History of GPS – Part I
Tuesday, March 10th, 2009
Today Global Positioning System technologies have become integrated into our daily lives, whether we know it or not. Dozens of new gadgets flood the market each month boasting GPS capability; they come embedded in cars, boats, airplanes, construction machinery, farm equipment, even your mobile phone and laptop computer. Its functions are simple and necessary: navigation, tracking, surveying, timing – the same basic tasks conducted by civilizations for centuries, only now they have become immensely faster, easier and more precise than ever. As the technology becomes more and more a part of the fabric of our routines, it is easy to overlook the spectacular journey GPS has made from its breeding ground in military applications to today’s high-tech consumer toys.
The infrastructure supporting GPS technology is surprisingly simple, yet also technically complex in its precision and ingenuity.
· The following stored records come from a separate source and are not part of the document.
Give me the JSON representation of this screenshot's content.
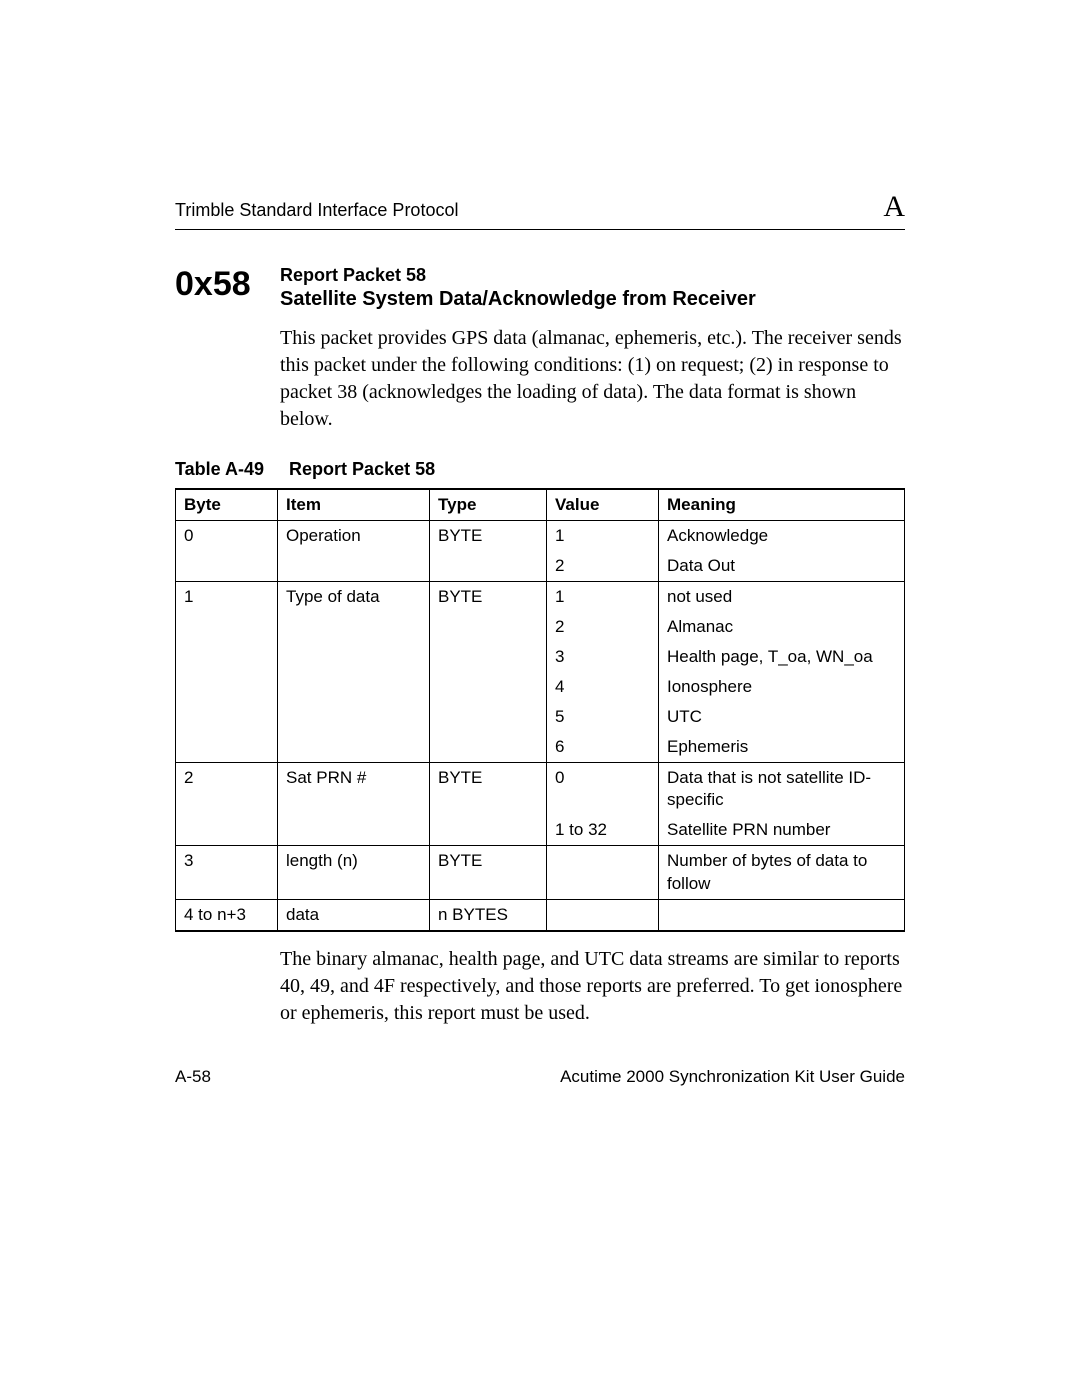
{
  "header": {
    "left": "Trimble Standard Interface Protocol",
    "right": "A"
  },
  "section": {
    "hex": "0x58",
    "subtitle": "Report Packet 58",
    "title": "Satellite System Data/Acknowledge from Receiver",
    "intro": "This packet provides GPS data (almanac, ephemeris, etc.). The receiver sends this packet under the following conditions: (1) on request; (2) in response to packet 38 (acknowledges the loading of data). The data format is shown below.",
    "outro": "The binary almanac, health page, and UTC data streams are similar to reports 40, 49, and 4F respectively, and those reports are preferred. To get ionosphere or ephemeris, this report must be used."
  },
  "table": {
    "caption_label": "Table A-49",
    "caption_title": "Report Packet 58",
    "columns": [
      "Byte",
      "Item",
      "Type",
      "Value",
      "Meaning"
    ],
    "rows": [
      {
        "byte": "0",
        "item": "Operation",
        "type": "BYTE",
        "value": "1",
        "meaning": "Acknowledge",
        "group_end": false
      },
      {
        "byte": "",
        "item": "",
        "type": "",
        "value": "2",
        "meaning": "Data Out",
        "group_end": true
      },
      {
        "byte": "1",
        "item": "Type of data",
        "type": "BYTE",
        "value": "1",
        "meaning": "not used",
        "group_end": false
      },
      {
        "byte": "",
        "item": "",
        "type": "",
        "value": "2",
        "meaning": "Almanac",
        "group_end": false
      },
      {
        "byte": "",
        "item": "",
        "type": "",
        "value": "3",
        "meaning": "Health page, T_oa, WN_oa",
        "group_end": false
      },
      {
        "byte": "",
        "item": "",
        "type": "",
        "value": "4",
        "meaning": "Ionosphere",
        "group_end": false
      },
      {
        "byte": "",
        "item": "",
        "type": "",
        "value": "5",
        "meaning": "UTC",
        "group_end": false
      },
      {
        "byte": "",
        "item": "",
        "type": "",
        "value": "6",
        "meaning": "Ephemeris",
        "group_end": true
      },
      {
        "byte": "2",
        "item": "Sat PRN #",
        "type": "BYTE",
        "value": "0",
        "meaning": "Data that is not satellite ID-specific",
        "group_end": false
      },
      {
        "byte": "",
        "item": "",
        "type": "",
        "value": "1 to 32",
        "meaning": "Satellite PRN number",
        "group_end": true
      },
      {
        "byte": "3",
        "item": "length (n)",
        "type": "BYTE",
        "value": "",
        "meaning": "Number of bytes of data to follow",
        "group_end": true
      },
      {
        "byte": "4 to n+3",
        "item": "data",
        "type": "n BYTES",
        "value": "",
        "meaning": "",
        "group_end": true,
        "last": true
      }
    ]
  },
  "footer": {
    "left": "A-58",
    "right": "Acutime 2000 Synchronization Kit User Guide"
  }
}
Since 1994, all GPS capabilities have been supported by a constellation of at least 24 satellites, each measuring about 17 feet across and weighing approximately one ton, that are part of a global navigation satellite system. Powered primarily by solar energy, they circle the earth at an altitude of more than 12,000 miles and speeds of around 7,000 miles an hour, completing two orbits in less than 24 hours. The satellites emit microwaves that allow GPS receivers to determine their exact location, speed, direction, and time through triangulation of the signals. Officially named NAVSTAR, the GPS constellation took the government more than $12 billion to build and costs roughly $750 million a year to maintain, a price tag that includes satellite replacement and research and development. In the last decade, the number of actively broadcasting satellites has grown from 24 to 31, arranged in a nonuniform pattern, which provides redundant measurements and improve reliability and availability of the system.